Reputation: 671
The author of this page mentions that the second code example below suffers from a synchronization problem but the code will work about 99 times in 100. I am not able to see the operational difference in the two programs in that page.
A somewhat more general solution that combines the previous two is to copy the value of the field into a local variable, then change only the local variable. The field remains unchanged inside the method. For example,
public class Counter {
int count = 0;
public void count() {
int count = this.count;
int limit = count + 100;
while (count++ != limit) System.out.println(count);
}
}
Note how the local variable count shadows the field count, and how the this keyword is used to refer to the field count outside the shadow.

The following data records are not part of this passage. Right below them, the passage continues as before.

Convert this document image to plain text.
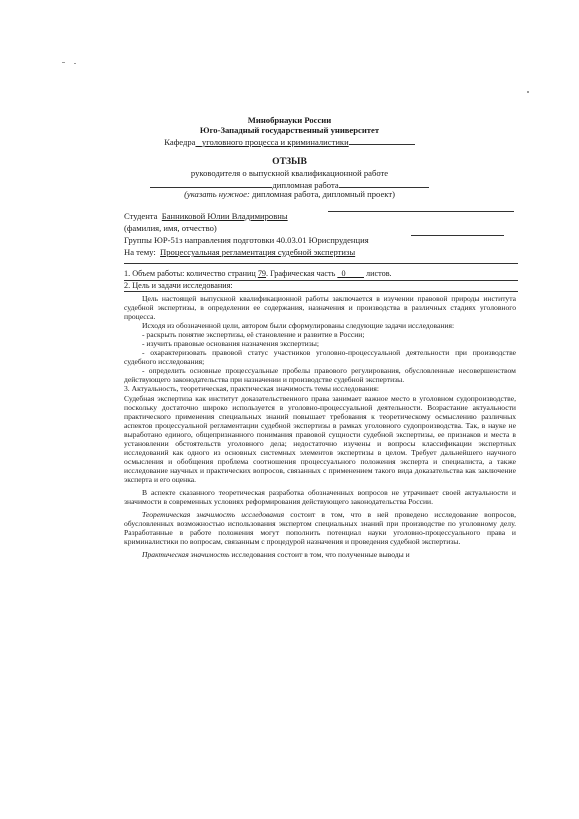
Минобрнауки России
Юго-Западный государственный университет
Кафедра уголовного процесса и криминалистики
ОТЗЫВ
руководителя о выпускной квалификационной работе
дипломная работа
(указать нужное: дипломная работа, дипломный проект)
Студента Банниковой Юлии Владимировны
(фамилия, имя, отчество)
Группы ЮР-51з направления подготовки 40.03.01 Юриспруденция
На тему: Процессуальная регламентация судебной экспертизы
1. Объем работы: количество страниц 79. Графическая часть   0          листов.
2. Цель и задачи исследования:

Цель настоящей выпускной квалификационной работы заключается в изучении правовой природы института судебной экспертизы, в определении ее содержания, назначения и производства в различных стадиях уголовного процесса.

Исходя из обозначенной цели, автором были сформулированы следующие задачи исследования:

- раскрыть понятие экспертизы, её становление и развитие в России;

- изучить правовые основания назначения экспертизы;

- охарактеризовать правовой статус участников уголовно-процессуальной деятельности при производстве судебного исследования;

- определить основные процессуальные пробелы правового регулирования, обусловленные несовершенством действующего законодательства при назначении и производстве судебной экспертизы.

3. Актуальность, теоретическая, практическая значимость темы исследования:

Судебная экспертиза как институт доказательственного права занимает важное место в уголовном судопроизводстве, поскольку достаточно широко используется в уголовно-процессуальной деятельности. Возрастание актуальности практического применения специальных знаний повышает требования к теоретическому осмыслению различных аспектов процессуальной регламентации судебной экспертизы в рамках уголовного судопроизводства. Так, в науке не выработано единого, общепризнанного понимания правовой сущности судебной экспертизы, ее признаков и места в установлении обстоятельств уголовного дела; недостаточно изучены и вопросы классификации экспертных исследований как одного из основных системных элементов экспертизы в целом. Требует дальнейшего научного осмысления и обобщения проблема соотношения процессуального положения эксперта и специалиста, а также исследование научных и практических вопросов, связанных с применением такого вида доказательства как заключение эксперта и его оценка.

В аспекте сказанного теоретическая разработка обозначенных вопросов не утрачивает своей актуальности и значимости в современных условиях реформирования действующего законодательства России.

Теоретическая значимость исследования состоит в том, что в ней проведено исследование вопросов, обусловленных возможностью использования экспертом специальных знаний при производстве по уголовному делу. Разработанные в работе положения могут пополнить потенциал науки уголовно-процессуального права и криминалистики по вопросам, связанным с процедурой назначения и проведения судебной экспертизы.

Практическая значимость исследования состоит в том, что полученные выводы и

This trick is primarily useful when you don't need to save the changed variable back into the field when the method is done. The following saves the state, but is still subject to less obvious synchronization problems.
public class Counter {
private int count = 0;
public void count() {
int count = this.count;
int limit = count + 100;
while (count++ != limit) System.out.println(count);
this.count = count;
}
}
In fact, this is probably even worse than the original example because it will work 99 times out of a 100. The bug here is extremely hard to pin down if you don't spot it in the source code.
Upvotes: 2
Views: 78
Reputation: 881553
The problem lies with the fact that the modification to this.count
is not atomic.
Let's say two threads are calling this function and this.count
is currently set to 0
.
Thread 1 loads 0
into its local count
and then starts incrementing it to 101
(not 100
as previously thought since it increments count
one more time after the limit is reached, with count++ != limit
).
In the meantime, thread 2 comes in and this.count
is still set to 0
so it grabs it and starts incrementing to 101
.
At some point, they then both reach the line this.count = count
(and the order doesn't matter) and they both set this.count
to 101.
What it should have been set to at the end was 202
(I think - certainly it should be around the 200
mark somewhere).
The reason the first bit of code is valid is because it's not actually trying to change the this.count
value hence no race condition is possible.